- Excellent quality
- With this blade knife you're always just a snap away from a sharp point
- Blades are retractable for safety, and snap off easily when a fresh point is desired
- Easy to use and carry
- It is very convenient to use and easy to handle
- It is really a good choice for office
- As the durable and practical cutter, this circular cutter blade is perfectly customized for you to cut paper
- The simple appearance but high performance of this circular cutter blade is the stunning part
- With simple and practical design, this paper cutter blade is very convenient to use and easy to handle
- And made of high quality material, this rotary cutter blade is durable for a long time use in daily life
- This circular cutter blade is retractable for safety and snap off easily when a fresh point is desired
How to Sharpen a Paper Cutter Blade?
Paper cutters are used in offices and home craft rooms. These leverage powered devices allow you to make smooth, precision cuts to shape all sizes and weights of paper. A sharp blade is essential for your paper cutter to work properly. Sharpening the blade on your guillotine style paper cutter will take some time, the proper equipment, a bit of know how and a lot of practice. Once the technique is mastered, your paper cutter will be as sharp as a razor and cutting uniform edges.

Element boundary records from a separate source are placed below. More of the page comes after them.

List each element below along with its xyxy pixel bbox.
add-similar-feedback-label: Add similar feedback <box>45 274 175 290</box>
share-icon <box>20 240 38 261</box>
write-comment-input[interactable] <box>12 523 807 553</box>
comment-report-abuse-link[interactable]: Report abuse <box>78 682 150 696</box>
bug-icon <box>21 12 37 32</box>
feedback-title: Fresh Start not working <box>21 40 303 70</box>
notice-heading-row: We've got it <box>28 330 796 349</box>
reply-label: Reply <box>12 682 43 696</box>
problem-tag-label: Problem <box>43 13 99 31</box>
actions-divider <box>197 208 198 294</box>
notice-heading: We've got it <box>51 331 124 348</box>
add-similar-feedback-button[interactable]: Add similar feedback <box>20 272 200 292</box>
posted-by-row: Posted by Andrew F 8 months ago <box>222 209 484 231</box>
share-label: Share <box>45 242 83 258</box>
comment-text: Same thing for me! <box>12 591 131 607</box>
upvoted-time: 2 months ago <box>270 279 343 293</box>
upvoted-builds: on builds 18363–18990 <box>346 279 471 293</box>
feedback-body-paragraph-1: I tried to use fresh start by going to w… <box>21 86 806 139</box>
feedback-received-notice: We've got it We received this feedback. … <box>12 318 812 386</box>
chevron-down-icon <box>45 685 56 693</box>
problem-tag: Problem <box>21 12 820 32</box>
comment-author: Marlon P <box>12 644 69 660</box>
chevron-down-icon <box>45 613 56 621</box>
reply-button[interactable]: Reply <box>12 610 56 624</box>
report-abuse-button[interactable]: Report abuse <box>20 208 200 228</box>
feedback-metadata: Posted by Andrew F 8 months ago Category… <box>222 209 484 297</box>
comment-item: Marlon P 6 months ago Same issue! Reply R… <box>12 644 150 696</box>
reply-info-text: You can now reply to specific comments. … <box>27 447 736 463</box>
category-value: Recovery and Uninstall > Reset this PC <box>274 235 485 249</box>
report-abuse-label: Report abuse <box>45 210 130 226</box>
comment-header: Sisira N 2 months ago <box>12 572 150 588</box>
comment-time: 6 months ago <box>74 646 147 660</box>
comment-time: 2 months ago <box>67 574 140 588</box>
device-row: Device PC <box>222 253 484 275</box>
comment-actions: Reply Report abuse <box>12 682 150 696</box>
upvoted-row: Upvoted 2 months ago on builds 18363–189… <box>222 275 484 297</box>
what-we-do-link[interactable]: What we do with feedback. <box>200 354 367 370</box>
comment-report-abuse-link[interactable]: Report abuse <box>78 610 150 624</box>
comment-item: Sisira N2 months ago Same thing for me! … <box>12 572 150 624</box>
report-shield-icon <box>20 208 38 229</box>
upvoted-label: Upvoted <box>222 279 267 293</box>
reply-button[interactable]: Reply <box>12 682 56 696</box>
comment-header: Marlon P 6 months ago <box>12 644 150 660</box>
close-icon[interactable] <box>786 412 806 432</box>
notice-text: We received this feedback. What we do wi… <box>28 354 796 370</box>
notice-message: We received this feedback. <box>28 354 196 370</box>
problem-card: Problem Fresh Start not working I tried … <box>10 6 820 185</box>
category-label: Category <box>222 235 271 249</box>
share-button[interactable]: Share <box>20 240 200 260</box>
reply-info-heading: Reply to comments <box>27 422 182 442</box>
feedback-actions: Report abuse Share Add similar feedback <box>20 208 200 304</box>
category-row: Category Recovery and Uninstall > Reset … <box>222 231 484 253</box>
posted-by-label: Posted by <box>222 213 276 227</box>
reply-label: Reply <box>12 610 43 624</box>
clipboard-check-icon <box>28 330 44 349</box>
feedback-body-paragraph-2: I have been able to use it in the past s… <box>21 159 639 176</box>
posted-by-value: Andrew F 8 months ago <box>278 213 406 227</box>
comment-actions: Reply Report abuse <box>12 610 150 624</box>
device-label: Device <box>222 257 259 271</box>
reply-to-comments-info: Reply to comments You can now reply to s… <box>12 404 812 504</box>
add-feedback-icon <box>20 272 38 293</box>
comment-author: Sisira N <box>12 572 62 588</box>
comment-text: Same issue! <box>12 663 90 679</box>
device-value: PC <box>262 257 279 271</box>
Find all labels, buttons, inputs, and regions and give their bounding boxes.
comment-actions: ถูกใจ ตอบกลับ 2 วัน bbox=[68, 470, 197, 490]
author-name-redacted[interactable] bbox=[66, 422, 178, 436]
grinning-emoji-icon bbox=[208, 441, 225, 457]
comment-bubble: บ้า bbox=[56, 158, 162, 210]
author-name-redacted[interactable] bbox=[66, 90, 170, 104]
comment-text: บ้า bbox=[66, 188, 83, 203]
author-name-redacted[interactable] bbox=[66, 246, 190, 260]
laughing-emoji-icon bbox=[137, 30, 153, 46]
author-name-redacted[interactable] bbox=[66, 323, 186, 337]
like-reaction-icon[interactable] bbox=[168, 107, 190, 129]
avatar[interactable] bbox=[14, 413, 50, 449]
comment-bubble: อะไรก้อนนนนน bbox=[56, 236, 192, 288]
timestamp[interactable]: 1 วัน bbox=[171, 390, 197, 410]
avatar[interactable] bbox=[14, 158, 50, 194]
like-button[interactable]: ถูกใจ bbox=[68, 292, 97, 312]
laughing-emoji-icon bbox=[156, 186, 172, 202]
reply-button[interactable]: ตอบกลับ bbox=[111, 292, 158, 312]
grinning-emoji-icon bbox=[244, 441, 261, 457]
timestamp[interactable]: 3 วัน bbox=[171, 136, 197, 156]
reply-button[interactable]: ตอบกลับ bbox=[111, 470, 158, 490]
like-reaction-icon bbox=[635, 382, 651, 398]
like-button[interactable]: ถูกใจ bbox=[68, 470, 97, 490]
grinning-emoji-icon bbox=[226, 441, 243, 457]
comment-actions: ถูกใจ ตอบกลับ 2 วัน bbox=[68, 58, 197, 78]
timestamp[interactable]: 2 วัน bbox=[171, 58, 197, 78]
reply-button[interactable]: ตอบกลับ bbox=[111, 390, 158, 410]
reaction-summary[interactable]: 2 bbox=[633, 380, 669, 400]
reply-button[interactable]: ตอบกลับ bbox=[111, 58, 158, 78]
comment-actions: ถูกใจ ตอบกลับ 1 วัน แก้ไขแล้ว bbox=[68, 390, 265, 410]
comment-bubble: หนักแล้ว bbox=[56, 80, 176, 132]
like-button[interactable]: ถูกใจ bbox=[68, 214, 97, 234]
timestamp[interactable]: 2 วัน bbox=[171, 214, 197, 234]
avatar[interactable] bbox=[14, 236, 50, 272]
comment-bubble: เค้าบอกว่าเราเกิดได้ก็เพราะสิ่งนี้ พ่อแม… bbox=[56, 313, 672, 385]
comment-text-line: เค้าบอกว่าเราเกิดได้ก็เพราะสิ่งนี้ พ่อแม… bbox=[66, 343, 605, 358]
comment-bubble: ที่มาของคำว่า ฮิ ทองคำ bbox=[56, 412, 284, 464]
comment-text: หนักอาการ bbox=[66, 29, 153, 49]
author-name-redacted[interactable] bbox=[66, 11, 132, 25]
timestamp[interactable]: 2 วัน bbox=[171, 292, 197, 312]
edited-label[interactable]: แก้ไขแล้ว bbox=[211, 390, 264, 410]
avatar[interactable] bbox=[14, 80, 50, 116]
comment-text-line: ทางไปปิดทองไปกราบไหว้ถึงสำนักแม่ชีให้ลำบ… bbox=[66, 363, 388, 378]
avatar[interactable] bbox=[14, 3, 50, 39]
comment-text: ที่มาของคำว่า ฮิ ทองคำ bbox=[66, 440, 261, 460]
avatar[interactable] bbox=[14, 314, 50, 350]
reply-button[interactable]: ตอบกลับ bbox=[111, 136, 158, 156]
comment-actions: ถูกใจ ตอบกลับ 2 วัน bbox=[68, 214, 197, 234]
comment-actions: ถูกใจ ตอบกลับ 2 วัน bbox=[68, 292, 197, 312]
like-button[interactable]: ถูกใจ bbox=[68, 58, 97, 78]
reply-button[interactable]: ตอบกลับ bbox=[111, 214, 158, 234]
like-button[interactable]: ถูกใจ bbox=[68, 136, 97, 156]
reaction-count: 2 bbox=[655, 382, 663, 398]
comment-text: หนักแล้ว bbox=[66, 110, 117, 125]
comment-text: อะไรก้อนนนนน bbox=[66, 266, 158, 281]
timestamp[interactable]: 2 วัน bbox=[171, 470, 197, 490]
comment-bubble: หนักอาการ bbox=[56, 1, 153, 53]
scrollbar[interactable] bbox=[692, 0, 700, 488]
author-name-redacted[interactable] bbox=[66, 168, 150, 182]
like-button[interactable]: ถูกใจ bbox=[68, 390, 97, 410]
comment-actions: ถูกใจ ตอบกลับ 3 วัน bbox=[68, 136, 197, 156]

- Close the paper cutter's bladed swing arm. Hold the handle of the swing arm firmly in the down position with one hand while you remove the retaining bolt from the hinge side of the arm with your adjustable wrench. Grasp the frame of the arm and pull the swing arm free of the main body of the cutter. Be careful of the blade when handling the swing arm.
- Flip the swing arm so that the blade is facing upward and the beveled side of the blade is facing you. Slide the frame down into the bench mounted vise and close the vise so that its jaws grip the frame of the arm without obstructing the blade.
- Stand so that you are facing the end of the swing arm. Turn on your rotary tool's "Power" switch and bring it to full speed. Hold the tool at a 22-degree angle to the blade. Touch the spinning bit against the far end of the beveled side of the blade and pull it towards you while you maintain the same pressure and angle. Repeat this stroke until the edge of the blade is smooth and sharp.
- Wipe the blade clean with a dry rag to get rid of any debris from sharpening. Pour a tablespoon of vegetable oil onto a rag and wipe the blade to protect the metal from rust. Set the blade into place on the main body of the cutter. Slide the retaining bolt through the arm and into the cutter. Twist the bolt as tight as possible by hand. Snug the retaining bolt with your adjustable wrench. Lift the swing arm, insert a piece of paper into the cutter and press the swing arm down to test out your blade.
Tips & Warnings
- There are many varieties and styles of paper cutters. The guillotine style cutter is detailed here, but the blade sharpening process on any cutter is much the same. Remove the blade, clamp it down and sharpen it with your rotary tool at a 22 degree angle. See your manufacturer's recommendations for specific removal instructions.
- Many rotary cutter devices are self-sharpening and other types of cutters have fixed blades and cannot be disassembled. These cutters cannot be sharpened. Again, refer to your manufacturer's recommendations for specific guidelines concerning your paper cutter.
- Always wear gloves and use caution when working with a blade.
- Safety glasses and a good pair of work gloves are a necessity when working with a rotary tool.
How to Sharpen a Rotary Cutter Blade?
If you have a large tool collection, there's a good chance that several of those tools use rotary blades, those flat round discs of metal with alternating beveled teeth all around. Circular saws, table saws, miter saws and others use essentially the same principle of spinning that blade forward through the wood. Like any blade, rotary blades get dull with use. If you're doing trimwork or other jobs that require precision cuts, you'll want to buy a new blade. But if you just need to sharpen a saw to finish some rip-out or rough cutting, take 10 minutes and do it yourself. (This plan isn't recommended for carbide blades, as the metal is likely to be harder than your file.)
- Remove the blade from your saw according to the instructions. Clamp the blade into the vise on your workbench.
- Put a crayon mark on any one of the teeth.
- Note which of the teeth have their beveled edges facing you as you look at the flat side of the blade and which are turned away from you. They will be alternating. Set the tip of your file against one of the teeth in which the bevel is facing you, at or near the crayon mark. Stroke the file along the bevel, climbing toward the tip and back down. Give it three or four strokes.
- Skip a tooth and go to the next tooth on which the beveled side is facing you. Repeat the process. Continue around the saw, taking it out of the vise and rotating it as necessary to get to the bottom teeth. Continue until you come back to your crayon mark, so you know you've gone all the way around the blade.
- Flip the blade around in the vise so you're looking at the other flat side. Repeat the whole process, starting with marking a tooth with the crayon and again sharpening the teeth with the bevels facing you. Put your blade back on the saw.
Tips & Warnings
- Make sure your saw is unplugged when you remove or reinstall the blade.